I had a long day at work. After responding to a few last emails before I packed up my things to go home, I succumbed to a very strange impulse. I opened Facebook. I do this sometimes - check texts or social media or personal email after I finish up everything for the day at my office. It's a little time-sucking bridge between work and everything waiting for me at home. 

The first thing I saw was a post from a member of my online widows' group. She shared that it is her daughter's 20th birthday, and before this milestone, the waves of grief kept cresting and crashing because her husband wasn't here to behold their daughter's exquisite young adult self. And because she had promised him to keep the world beautiful and compassionate for their daughter, despite the crushing loss of him. It had been really hard to do that while carrying her own grief. 

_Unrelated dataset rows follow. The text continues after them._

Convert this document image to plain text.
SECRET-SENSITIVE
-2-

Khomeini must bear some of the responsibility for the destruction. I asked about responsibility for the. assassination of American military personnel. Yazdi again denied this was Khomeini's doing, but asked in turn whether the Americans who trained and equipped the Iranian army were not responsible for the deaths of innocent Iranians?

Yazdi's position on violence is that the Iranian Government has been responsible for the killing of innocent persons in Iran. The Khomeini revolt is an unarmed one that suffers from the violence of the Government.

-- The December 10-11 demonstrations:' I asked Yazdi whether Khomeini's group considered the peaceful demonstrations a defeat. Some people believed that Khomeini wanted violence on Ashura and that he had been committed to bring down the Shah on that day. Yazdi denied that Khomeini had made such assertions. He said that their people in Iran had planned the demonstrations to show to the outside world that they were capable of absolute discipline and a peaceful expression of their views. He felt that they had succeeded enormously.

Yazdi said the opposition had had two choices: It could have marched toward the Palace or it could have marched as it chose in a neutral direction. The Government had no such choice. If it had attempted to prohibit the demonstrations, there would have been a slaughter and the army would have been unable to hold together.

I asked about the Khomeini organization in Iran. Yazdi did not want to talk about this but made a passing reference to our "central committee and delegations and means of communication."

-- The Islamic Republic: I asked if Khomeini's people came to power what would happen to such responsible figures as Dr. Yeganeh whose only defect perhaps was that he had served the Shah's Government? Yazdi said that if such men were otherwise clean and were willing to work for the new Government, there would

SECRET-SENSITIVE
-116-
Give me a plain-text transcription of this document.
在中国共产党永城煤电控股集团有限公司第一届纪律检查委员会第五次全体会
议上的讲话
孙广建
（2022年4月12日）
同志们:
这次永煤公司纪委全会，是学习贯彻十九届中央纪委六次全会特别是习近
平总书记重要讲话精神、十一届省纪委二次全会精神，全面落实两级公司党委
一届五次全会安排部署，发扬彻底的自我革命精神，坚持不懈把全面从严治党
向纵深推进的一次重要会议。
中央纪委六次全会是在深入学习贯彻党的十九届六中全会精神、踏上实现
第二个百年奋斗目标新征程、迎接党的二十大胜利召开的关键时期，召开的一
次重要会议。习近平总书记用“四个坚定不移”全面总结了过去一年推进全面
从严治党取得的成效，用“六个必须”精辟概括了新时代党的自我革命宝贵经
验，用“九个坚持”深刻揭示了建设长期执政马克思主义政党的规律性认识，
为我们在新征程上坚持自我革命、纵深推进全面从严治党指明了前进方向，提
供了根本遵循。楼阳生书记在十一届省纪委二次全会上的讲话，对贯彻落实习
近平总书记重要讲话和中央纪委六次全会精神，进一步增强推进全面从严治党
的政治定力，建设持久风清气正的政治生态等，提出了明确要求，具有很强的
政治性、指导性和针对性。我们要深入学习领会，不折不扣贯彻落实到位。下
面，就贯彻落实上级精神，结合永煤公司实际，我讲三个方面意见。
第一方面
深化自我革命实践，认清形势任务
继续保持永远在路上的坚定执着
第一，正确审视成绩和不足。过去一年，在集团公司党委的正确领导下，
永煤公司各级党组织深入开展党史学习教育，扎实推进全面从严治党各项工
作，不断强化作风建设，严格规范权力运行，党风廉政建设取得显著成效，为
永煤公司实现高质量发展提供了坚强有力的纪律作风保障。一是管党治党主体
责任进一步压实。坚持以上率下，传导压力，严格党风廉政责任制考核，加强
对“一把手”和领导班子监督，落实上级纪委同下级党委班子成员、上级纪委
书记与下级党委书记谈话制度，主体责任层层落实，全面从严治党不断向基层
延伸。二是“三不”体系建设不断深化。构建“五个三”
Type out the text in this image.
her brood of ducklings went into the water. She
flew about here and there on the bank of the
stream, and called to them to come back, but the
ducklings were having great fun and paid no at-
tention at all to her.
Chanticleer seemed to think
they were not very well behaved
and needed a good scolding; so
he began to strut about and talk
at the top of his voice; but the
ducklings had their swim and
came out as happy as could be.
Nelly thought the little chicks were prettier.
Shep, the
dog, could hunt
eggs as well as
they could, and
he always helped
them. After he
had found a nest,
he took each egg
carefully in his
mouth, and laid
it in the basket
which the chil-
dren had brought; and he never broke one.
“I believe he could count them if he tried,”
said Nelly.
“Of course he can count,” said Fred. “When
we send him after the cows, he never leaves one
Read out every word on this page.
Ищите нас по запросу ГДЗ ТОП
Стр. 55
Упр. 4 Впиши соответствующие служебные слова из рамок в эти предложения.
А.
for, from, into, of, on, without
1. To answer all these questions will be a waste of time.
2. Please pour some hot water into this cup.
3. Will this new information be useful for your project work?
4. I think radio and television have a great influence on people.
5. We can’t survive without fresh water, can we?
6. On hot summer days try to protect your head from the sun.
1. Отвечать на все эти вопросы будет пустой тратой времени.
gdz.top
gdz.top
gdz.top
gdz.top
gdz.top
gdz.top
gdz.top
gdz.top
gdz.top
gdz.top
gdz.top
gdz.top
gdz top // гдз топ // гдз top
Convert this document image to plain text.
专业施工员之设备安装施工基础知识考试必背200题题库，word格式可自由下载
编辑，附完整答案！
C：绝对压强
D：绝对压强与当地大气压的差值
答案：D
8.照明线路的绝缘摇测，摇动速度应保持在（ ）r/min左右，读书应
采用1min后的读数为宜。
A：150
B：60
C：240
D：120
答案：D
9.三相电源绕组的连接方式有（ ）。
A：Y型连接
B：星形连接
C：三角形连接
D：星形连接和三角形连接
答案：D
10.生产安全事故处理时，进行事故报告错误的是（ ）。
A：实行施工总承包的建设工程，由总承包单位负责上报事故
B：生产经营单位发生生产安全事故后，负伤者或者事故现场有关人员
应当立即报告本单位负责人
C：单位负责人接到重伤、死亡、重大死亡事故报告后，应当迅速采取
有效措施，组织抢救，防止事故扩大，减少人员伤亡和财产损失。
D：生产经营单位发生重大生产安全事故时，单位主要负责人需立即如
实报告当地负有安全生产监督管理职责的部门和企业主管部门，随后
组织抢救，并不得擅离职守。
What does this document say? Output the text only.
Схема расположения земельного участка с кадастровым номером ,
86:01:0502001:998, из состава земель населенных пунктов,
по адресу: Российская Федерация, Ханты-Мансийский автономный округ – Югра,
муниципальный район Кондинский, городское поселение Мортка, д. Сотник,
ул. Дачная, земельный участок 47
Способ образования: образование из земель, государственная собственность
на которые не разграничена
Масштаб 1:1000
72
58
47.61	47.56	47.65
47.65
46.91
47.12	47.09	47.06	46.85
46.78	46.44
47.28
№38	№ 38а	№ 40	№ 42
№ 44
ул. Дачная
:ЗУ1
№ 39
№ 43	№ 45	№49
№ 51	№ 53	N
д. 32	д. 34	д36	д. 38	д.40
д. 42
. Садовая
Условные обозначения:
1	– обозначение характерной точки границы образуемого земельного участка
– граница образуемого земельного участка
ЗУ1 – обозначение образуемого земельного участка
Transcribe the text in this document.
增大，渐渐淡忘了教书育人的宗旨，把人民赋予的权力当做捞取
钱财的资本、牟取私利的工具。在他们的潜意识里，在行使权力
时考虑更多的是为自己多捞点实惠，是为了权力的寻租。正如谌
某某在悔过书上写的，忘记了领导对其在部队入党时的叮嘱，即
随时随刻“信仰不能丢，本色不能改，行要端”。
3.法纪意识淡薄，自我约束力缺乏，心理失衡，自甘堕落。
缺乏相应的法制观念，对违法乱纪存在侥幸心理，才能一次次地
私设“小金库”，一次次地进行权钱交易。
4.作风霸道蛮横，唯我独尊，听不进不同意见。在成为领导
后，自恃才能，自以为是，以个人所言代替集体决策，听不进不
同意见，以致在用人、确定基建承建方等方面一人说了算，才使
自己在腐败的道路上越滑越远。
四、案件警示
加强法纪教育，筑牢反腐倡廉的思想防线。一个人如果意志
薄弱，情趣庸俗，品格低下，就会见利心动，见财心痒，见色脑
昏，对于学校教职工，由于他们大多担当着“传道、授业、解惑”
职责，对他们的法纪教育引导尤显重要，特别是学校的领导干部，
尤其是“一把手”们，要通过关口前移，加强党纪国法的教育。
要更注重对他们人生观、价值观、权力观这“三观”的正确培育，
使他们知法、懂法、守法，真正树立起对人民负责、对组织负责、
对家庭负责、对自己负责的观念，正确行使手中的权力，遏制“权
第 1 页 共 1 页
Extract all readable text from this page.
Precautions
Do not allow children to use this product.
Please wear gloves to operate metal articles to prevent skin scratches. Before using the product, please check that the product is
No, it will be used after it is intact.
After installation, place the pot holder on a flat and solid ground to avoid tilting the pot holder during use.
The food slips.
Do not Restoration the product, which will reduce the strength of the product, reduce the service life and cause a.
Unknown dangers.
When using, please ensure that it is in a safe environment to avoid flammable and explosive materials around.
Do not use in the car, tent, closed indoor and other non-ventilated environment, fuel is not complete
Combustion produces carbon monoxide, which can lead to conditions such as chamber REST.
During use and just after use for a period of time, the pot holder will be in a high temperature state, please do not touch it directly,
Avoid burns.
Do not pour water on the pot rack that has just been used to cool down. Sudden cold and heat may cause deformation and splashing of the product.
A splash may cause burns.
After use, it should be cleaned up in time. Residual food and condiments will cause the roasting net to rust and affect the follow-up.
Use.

I paused at my desk, feeling those words work their way into my tired body. Frances will be 20 this summer too. 

I responded to the post. I wrote that her boundless love, and her husband's, were so much bigger than loss could ever be for her daughter, who is out in the world doing incredible things. Their love buoys and supports her, offers a bright lens through which to see the world. It felt true as I wrote it.

I then abruptly closed my laptop and shoved it in my backpack, shut the door on my darkened office, and walked down the quiet hall - everyone else was already gone - out into the dusky light of evening. I went home where I was grateful to learn that my son and his friend were making dinner tonight, and so leashed up my dog for her walk with a bit of urgency in my step.

Maybe it was just the stress of the day that quickened my pace. Or the heaviness of my friend's post that I needed to move through. In any case, Ramona was initially delighted to trot along briskly with me, but when she insistently stopped to sniff the fire hydrant a block from my house I impatiently paused and waited. 

I sighed. I looked up.

And there was the sky!  

Bright pink feathery clouds in the west scudded across a purple-blue expanse. I watched them glide casually in the last gasp of light, as if it was no big thing to be a pink cloud in a glowing sky, as if there was nothing to see here, you people down on College Avenue going about your business while we do our regular old sunset thing up here all over again. 

The sight made me catch my breath, standing there while my dog sniffed and considered whether or not to pee on the hydrant and neighbors dragged their trash and recycling bins out to the curb. Here we all were, scurrying about beneath this impossible beauty, these ethereal pink forms stretching out so close to earth. It was not business as usual! I could feel my heart yearning so hard it hurt. 

I thought of my friend feeling the pain of her husband's absence, and the pain of all the years of her husband's absence. I thought of Mike, and how I saw the world when he was sick and in the early days after his death; it was so beautiful it nearly crushed me. There was nothing left to protect me from it. Ramona and I walked a little slower, said hello to the neighbors we passed with open faces. Even as the sky began to darken and the glow subsided, my neighborhood and all the people and animals and plants in it beneath the now-gray forms above remained heartbreakingly beautiful.

I was wrong. It's not that our experience of love is bigger than our experience of loss, which thus preserves the goodness of the world. It's that our love-soaked experience of loss, our broken hearts - if we're lucky - leave us cracked open to the beauty and compassion of the world. We see it, we feel it, we cannot shut it off or escape it. We perceive it with greater clarity than we did before. 

It is a treasure, all of it. The faces of strangers, the sky at dusk. It glows so bright it hurts our eyes. 

Our children learned too soon, a pain I would take away in a heartbeat if I could. Yet they are open to grace. They cannot unsee the beauty and compassion of the world, and now they are living into that truth. Vidita, your promise is kept.